A Assembleia Legislativa do Rio Grande do Norte aprovou nesta quarta-feira (4) projetos que regulamentam o processo de eleição indireta para o governo do estado, caso haja a renúncia simultânea da governadora Fátima Bezerra (PT) e do vice-governador Walter Alves (MDB). A medida foi tomada em meio a um cenário político em que Fátima pretende concorrer ao Senado Federal, enquanto Walter Alves já confirmou pré-candidatura a deputado estadual e anunciou que não assumirá o cargo de governador em caso de renúncia da chefe do Executivo.

Após o rompimento político entre Walter Alves e Fátima Bezerra, que culminou com o apoio do vice a Allyson Bezerra (União Brasil) e a saída de secretários ligados a ele do governo estadual, a possibilidade da eleição indireta ganhou força. Para que eles se tornem candidatos nas eleições deste ano, ambos devem renunciar aos cargos até abril – seis meses antes da votação que ocorrerá em outubro.

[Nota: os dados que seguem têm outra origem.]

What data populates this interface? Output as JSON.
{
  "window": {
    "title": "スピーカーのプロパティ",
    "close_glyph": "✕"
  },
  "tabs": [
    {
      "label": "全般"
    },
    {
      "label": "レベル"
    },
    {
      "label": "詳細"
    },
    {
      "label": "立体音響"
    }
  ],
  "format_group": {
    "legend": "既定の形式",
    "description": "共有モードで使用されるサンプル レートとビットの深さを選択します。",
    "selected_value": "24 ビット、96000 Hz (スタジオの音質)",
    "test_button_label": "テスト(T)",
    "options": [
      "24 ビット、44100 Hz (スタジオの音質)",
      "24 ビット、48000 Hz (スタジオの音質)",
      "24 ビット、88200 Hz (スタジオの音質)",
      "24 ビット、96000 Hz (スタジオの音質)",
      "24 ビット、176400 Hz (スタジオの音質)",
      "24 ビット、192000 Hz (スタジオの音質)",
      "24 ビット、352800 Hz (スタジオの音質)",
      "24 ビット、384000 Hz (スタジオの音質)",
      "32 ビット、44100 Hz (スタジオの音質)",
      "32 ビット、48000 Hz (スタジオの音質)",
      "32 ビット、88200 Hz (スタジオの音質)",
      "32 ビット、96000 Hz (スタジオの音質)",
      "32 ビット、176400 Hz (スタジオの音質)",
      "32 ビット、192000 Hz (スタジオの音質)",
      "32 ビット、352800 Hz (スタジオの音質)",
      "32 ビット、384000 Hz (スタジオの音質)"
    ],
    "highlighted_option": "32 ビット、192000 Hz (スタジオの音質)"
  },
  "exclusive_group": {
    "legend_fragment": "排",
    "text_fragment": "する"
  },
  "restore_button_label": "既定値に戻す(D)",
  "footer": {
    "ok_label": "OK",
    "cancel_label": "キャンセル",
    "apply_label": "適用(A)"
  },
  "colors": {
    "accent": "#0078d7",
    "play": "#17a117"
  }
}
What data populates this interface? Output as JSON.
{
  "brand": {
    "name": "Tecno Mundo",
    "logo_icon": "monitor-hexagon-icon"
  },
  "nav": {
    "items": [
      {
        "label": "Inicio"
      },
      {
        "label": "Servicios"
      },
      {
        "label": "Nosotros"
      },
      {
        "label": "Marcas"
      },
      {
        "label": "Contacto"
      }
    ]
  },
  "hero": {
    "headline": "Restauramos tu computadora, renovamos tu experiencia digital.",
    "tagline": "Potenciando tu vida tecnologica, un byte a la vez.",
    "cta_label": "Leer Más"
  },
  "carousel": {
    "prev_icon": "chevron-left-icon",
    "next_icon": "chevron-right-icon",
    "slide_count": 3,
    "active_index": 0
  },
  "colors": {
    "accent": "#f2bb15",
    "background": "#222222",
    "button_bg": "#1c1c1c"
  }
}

Nessa situação, a Assembleia Legislativa do RN realiza uma eleição indireta para um mandato-tampão, válido até dezembro de 2026, com posse do governador eleito em janeiro de 2027. A regulamentação visa garantir segurança jurídica, estabilidade institucional e continuidade administrativa em um momento excepcional.

Duas propostas legislativas foram aprovadas: um Projeto de Lei que fixa normas gerais, como prazo de até 30 dias para realizar e empossar os eleitos, e a realização de votação aberta e nominal, exigindo maioria absoluta na primeira rodada ou maioria simples na segunda. O Projeto de Resolução definiu que, em caso de empate, será eleito o candidato mais idoso, com a posse ocorrendo no mesmo dia da proclamação.

A linha sucessória para assumir o Executivo interinamente durante o processo também está estipulada. O presidente da Assembleia Legislativa, atualmente Ezquiel Ferreira (PSDB), assume provisoriamente até a eleição indireta; caso ele decline, assume o presidente do Tribunal de Justiça do RN, Ibanez Monteiro.

O rito da votação prevê verificação da maioria dos deputados, identificação das chapas, chamada nominal e voto aberto e declarado. Se em um primeiro momento nenhuma chapa alcançar maioria absoluta, realiza-se uma segunda votação entre as duas principais, com vitória pela maioria simples. Cada partido pode inscrever uma chapa, e as candidaturas devem ser apresentadas no prazo de até quatro dias após a publicação do edital.